On his return from Pakistan, Sidhu explained that his trip had been cleared by the central government, and he did not recognize the Pok leader sitting beside him. He said that he had talked peace with Gen Bajwa, and the Pakistan Army Chief had said that the Pakistani government was making efforts to open the Kartarpur corridor for the 550th birth anniversary celebrations of Guru Nanak Dev. The Gurdwara Dera Sahib Kartarpur, the last resting place of the Guru is just three kilometers from the border, where people gather on the Indian side to catch a glimpse of the shrine. An earlier proposal from the Pakistani side to open a pilgrims’ corridor to Kartarpur for visa-free movement by Indian pilgrims did not get implemented.

Sikh groups have been pressing the central government to take up the issue of opening the direct Kartarpur route with the Pakistani government for the Gurpurab celebrations in 2019. On hearing this proposal, the excitable commentator-politician hugged the General twice.

In the flurry of charges and counter-charges, a significant element in the Sidhu saga is being missed; that is the actions of Gen Bajwa. The Pakistani Army Chief, not only greeted Sidhu in a public gathering place under the gaze of a horde of television cameras, he responded to the embrace by an Indian politician and proposed to fulfill a deeply emotional demand of the Sikh community in India. The proposal is a carefully planned gesture from the Army Chief and is in line with the newly elected Prime Minister Imran Khan’s offer of taking two steps forward to one step forward by India on the path of peace.

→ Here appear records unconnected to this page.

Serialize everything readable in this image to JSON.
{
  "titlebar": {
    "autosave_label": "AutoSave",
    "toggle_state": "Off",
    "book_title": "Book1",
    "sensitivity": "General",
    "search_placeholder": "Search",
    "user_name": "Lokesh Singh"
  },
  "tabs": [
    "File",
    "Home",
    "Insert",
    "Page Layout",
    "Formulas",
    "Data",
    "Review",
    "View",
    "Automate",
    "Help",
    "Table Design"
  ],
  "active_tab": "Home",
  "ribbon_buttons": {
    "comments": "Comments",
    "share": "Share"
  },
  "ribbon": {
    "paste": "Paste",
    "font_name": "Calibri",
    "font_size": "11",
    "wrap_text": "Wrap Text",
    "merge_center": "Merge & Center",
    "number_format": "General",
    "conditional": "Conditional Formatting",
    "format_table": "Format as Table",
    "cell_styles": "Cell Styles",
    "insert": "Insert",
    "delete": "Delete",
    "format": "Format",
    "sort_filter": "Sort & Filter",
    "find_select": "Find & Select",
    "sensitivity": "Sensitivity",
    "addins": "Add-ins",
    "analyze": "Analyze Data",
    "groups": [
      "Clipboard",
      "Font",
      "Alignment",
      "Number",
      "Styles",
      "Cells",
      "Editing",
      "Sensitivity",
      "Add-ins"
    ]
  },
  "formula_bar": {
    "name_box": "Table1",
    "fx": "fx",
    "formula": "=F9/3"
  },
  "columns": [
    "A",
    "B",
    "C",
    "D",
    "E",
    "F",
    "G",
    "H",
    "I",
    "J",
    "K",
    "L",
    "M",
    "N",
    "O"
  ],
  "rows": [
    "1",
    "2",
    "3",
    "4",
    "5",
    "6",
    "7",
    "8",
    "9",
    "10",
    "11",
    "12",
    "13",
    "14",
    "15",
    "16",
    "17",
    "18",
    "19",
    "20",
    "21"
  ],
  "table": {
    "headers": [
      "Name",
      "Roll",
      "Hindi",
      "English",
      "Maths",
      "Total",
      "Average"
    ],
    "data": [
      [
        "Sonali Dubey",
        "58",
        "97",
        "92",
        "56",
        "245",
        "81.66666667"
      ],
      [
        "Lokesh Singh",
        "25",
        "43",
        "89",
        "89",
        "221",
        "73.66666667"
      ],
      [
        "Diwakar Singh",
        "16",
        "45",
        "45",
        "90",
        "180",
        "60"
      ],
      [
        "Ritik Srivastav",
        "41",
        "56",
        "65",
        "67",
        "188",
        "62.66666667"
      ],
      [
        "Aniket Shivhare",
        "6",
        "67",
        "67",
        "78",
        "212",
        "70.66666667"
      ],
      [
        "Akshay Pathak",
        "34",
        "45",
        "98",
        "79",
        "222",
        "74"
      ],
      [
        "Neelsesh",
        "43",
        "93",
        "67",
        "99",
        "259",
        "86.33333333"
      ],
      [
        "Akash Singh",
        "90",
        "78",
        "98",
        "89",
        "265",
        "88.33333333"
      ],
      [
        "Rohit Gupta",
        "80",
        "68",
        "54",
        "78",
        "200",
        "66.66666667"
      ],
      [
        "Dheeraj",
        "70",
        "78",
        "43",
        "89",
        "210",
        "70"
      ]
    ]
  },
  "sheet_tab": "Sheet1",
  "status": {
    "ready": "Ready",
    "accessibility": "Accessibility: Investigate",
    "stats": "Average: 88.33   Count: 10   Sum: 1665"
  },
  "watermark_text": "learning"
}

It is the first such positive signal from the Pakistani military leadership. Pakistan has had a decade of civilian rule, but it still the armed forces that has the main say on security and foreign policy in Pakistan. The Pakistani army is said to have thwarted the efforts of the civilian governments to improve ties with India.

Former Prime Minister Atal Bihari Vajpayee made repeated efforts to reach out to Pakistan despite all the set-backs, whether it was the Kargil betrayal just after the Lahore bus yatra, the attack on Parliament or the failure of the Agra Summit. In the sharply polarized political landscape in India, any issue can become contentious. Congressmen have questioned Prime Minister Narendra Modi’s stopover in Lahore when he attended wedding festivities at former Pakistani Prime Minister Nawaz Sharif’s ancestral home.

The official dialogue between India and Pakistan is stalled since the terrorist strikes in December 2015; India’s refusal to attend the Saarc Summit in Islamabad has also disrupted the Saarc process. The absence of bilateral dialogue between the two neighbours creates an unstable environment, where even humanitarian issues remain unaddressed.

Prime Minister Narendra Modi referred to constructive engagement during his phone conversation to congratulate Imran Khan. A new prime minister in Pakistan, who has a comfortable relationship with the Army can make the effort to bring down the tensions in the bilateral ties.